Arrivano le Finals!

Giugno sta per arrivare e con lui anche l’estate. Giugno però è anche il mese più amato dagli appassionati di Basket. I Playoff NBA entrano nel vivo, mettendo di fronte le due franchigie più forti della stagione delle categorie di Est e Ovest. Iniziano le NBA Finals, probabilmente il livello di Basket d’oltreoceano più alto dell’anno. A contendersi l’anello ci saranno i soliti Golden State Warriors che dovranno vedersela con i Toronto Raptors di Kawhi Leonard. L’esito della contesa è apparentemente scontato, con i gialloblù favoritissimi. La notizia clamorosa di quest’anno riguarda però LeBron James: per la prima volta dal 2010 il #23 non prenderà parte alle Finals, dato che i suoi Lakers non sono nemmeno riusciti a qualificarsi ai Playoff. Dopo aver lasciato i Cleveland Cavaliers non è riuscito ad imporsi a Ovest, che pullula di squadre molto competitive.

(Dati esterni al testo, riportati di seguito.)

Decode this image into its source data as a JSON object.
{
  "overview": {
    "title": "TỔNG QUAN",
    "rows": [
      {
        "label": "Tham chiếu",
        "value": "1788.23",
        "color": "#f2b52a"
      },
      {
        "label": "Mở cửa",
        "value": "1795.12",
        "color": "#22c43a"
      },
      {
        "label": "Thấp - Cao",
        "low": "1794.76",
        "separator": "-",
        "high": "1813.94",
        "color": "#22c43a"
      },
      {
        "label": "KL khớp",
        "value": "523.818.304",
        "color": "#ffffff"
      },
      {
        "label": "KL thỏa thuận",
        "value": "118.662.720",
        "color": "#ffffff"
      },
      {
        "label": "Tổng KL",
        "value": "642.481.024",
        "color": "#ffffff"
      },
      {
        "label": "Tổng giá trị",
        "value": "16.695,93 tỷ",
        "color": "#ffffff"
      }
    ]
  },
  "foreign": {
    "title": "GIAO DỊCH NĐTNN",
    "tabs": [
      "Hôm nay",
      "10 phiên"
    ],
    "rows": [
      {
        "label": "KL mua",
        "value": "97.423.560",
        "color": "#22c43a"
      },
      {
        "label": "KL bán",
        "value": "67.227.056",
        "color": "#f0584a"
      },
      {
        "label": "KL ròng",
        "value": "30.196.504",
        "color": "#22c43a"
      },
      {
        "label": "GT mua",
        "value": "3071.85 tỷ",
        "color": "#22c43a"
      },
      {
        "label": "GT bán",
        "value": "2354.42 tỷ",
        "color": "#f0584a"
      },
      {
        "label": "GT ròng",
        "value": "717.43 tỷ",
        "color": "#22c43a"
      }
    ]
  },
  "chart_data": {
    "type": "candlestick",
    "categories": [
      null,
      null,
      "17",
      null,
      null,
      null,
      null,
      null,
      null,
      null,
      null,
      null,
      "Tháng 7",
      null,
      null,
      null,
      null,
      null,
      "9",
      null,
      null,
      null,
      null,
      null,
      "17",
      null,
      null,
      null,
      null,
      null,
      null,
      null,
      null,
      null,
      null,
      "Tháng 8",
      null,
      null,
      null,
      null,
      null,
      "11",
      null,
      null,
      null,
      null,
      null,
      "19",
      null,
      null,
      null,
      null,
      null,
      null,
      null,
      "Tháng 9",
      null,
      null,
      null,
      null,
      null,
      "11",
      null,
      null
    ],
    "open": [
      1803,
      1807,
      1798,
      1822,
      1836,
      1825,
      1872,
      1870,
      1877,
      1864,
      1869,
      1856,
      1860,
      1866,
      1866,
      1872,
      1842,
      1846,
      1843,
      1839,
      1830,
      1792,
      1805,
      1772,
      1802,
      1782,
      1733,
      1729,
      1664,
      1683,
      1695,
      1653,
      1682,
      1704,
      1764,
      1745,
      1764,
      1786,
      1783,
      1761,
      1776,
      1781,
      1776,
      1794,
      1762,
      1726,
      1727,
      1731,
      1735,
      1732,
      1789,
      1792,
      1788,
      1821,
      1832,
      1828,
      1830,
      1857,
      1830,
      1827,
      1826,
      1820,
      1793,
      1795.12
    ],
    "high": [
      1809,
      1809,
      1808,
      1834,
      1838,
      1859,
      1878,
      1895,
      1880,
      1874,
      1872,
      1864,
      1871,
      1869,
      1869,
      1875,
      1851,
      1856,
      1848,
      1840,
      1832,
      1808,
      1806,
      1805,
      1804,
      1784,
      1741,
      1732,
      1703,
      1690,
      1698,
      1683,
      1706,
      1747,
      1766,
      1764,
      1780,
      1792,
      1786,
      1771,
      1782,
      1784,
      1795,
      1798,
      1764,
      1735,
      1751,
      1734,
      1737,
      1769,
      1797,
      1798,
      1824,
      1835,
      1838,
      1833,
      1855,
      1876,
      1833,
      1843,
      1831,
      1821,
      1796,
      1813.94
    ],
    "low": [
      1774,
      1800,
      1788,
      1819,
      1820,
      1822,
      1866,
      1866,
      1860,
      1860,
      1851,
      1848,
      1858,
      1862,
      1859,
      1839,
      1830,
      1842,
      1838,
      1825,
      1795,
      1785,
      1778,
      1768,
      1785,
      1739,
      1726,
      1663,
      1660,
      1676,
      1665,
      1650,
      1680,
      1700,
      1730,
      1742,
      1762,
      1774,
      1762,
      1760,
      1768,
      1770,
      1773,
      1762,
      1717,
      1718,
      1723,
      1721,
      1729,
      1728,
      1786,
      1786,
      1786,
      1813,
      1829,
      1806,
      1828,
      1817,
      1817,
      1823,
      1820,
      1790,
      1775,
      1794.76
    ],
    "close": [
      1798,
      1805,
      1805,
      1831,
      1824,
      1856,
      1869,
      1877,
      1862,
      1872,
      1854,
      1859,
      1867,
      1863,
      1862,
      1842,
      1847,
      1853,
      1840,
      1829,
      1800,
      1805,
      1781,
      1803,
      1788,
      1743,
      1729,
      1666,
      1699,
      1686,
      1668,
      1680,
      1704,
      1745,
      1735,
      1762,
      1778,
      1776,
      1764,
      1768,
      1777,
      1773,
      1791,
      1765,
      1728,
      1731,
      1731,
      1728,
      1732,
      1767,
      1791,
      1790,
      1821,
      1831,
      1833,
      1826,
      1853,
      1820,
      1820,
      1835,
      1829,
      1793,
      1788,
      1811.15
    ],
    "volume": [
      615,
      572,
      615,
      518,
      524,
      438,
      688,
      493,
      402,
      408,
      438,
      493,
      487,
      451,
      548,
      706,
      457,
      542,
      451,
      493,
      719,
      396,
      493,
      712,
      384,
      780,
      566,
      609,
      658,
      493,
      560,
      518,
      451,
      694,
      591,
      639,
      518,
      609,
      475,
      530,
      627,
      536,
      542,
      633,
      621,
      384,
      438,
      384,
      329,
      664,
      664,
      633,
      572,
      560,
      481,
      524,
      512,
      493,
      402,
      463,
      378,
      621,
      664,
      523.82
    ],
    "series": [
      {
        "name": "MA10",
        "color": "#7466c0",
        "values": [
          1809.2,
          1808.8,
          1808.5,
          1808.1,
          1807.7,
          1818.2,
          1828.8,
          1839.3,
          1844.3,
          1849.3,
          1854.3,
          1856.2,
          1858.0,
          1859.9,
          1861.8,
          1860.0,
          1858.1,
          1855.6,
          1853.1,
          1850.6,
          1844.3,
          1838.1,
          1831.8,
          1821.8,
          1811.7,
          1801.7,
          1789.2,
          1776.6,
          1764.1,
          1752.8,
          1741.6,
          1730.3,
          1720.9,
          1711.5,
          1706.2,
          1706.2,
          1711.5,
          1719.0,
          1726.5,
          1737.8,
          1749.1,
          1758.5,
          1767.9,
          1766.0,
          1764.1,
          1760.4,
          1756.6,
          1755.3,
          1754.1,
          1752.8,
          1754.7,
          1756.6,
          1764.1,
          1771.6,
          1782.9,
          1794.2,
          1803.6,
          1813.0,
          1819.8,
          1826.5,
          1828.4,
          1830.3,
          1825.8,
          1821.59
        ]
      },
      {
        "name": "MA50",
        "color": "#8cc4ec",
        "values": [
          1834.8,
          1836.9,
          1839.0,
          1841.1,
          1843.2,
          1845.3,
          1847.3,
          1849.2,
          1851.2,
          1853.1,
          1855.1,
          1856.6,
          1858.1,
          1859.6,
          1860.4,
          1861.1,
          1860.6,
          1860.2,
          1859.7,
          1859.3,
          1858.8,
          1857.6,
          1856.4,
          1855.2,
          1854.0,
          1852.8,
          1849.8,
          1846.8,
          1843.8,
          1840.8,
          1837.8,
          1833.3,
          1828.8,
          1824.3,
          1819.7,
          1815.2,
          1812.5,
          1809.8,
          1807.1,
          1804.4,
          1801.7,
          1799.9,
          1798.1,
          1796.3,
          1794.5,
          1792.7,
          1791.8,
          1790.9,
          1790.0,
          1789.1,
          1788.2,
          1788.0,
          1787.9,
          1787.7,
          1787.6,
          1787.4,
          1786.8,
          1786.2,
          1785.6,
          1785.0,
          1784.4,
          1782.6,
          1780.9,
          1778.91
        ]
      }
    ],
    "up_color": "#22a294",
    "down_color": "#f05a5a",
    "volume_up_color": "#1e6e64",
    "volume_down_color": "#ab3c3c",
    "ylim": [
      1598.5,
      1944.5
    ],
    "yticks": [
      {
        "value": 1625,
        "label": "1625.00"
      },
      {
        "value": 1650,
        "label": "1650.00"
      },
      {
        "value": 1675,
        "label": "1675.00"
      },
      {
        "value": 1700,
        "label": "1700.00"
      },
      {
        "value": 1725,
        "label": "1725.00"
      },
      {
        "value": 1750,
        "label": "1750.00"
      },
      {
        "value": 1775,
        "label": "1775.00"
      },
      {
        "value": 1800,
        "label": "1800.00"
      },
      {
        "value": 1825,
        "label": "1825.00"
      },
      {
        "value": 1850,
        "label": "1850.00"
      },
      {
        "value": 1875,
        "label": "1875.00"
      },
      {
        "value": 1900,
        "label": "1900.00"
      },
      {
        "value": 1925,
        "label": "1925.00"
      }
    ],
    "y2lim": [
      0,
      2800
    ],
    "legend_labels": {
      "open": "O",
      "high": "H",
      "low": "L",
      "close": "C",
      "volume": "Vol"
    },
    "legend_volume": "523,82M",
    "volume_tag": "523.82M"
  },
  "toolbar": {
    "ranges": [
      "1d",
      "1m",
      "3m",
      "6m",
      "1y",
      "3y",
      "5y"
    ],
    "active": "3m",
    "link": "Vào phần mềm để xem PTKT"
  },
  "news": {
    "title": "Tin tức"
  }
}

Di questa situazione ne hanno approfittato le franchigie più promettenti ad Est quali Philadelphia, Milwaukee e Toronto. E proprio i canadesi (che hanno battuto in finale di Conference i Bucks di Antetokounmpo) proveranno l’ardua impresa di strappare l’anello agli Warriors. I ragazzi della baia dovranno rinunciare per le prime partite della serie a Kevin Durant, finora mattatore assoluto di questi Playoff. Tra la totale assenza di LeBron e l’incerta presenza di Durant, Steph Curry e Kawhi Leonard sono destinati ad essere protagonisti di queste Finals. Sono gli uomini chiave, e probabilmente anche i due con più motivazioni rispetto a tutti gli altri.

Le rivincite di Steph Curry

Steph Curry è da svariati anni a questa parte una delle migliori Point Guard della Lega (se non la migliore). E’ stato il primo MVP della storia dell’NBA ad essere eletto all’unanimità e le sue giocate sono pura magia. Il suo talento non è in discussione, ma gli eventi delle ultime stagioni hanno fatto barcollare l’importanza della sua figura all’interno dei GSW. Prima il titolo perso nel 2016 contro i Cavs gettando all’aria un vantaggio di 3-1. Poi l’arrivo di Durant che ha preso in mano la squadra, monopolizzando il ruolo di MVP alle finali nei due anni successivi. Nonostante il record di Golden State sia nettamente migliore senza Durant rispetto che senza Curry, innumerevoli persone hanno iniziato ad accusare Curry di scarsa leadership e poca incisività. La serie contro Portland (finita 4-0) giocata senza KD non è stata altro che la cartina da tornasole per tutti coloro che hanno sempre creduto in lui. E’ un leader silenzioso, forse in secondo piano rispetto a Durant, ma sicuramente cruciale ed essenziale per il gioco degli Warriors. Ha dominato in lungo e in largo e ha dimostrato che Golden State non ha bisogno di Durant per essere comunque la miglior franchigia dell’era contemporanea e una delle squadre più forti di sempre.

La missione di Kawhi Leonard

Diciamo le cose come stanno: Kawhi Leonard non voleva assolutamente giocare per i Toronto Raptors. Il suo sogno era raggiungere LeBron in California, ma è stato spedito come un pacco ai Raptors dai suoi San Antonio Spurs in cambio dell’offerta migliore: Toronto ha infatti dovuto rinunciare a DeMar DeRozan (uomo-franchigia attaccassimo alla maglia) per assicurarsi Leonard. Insomma, a inizio stagione c’erano tutti i presupposti per un flop totale. Tuttavia, nessuno avrebbe dovuto mettere in dubbio il fiore all’occhiello di Kawhi Leonard: la sua professionalità. Si è impegnato duramente in questa nuova avventura dal giorno zero, trascinando i Raptors alle finali per la prima volta nella storia della franchigia. Mai uno screzio, mai una dichiarazione scomoda, mai un intervento fuori posto. Ha demolito Antetokounmpo nelle finali ad Est, ed è pronto a sfidare i campioni in carica. Probabilmente vincerà Golden State, probabilmente nella off-season Leonard se ne andrà, ma ha dimostrato di non dover mai dubitare della sua persona e della sua professionalità (oltre che del suo talento) a prescindere dal contesto, dalle situazioni e dai rumors.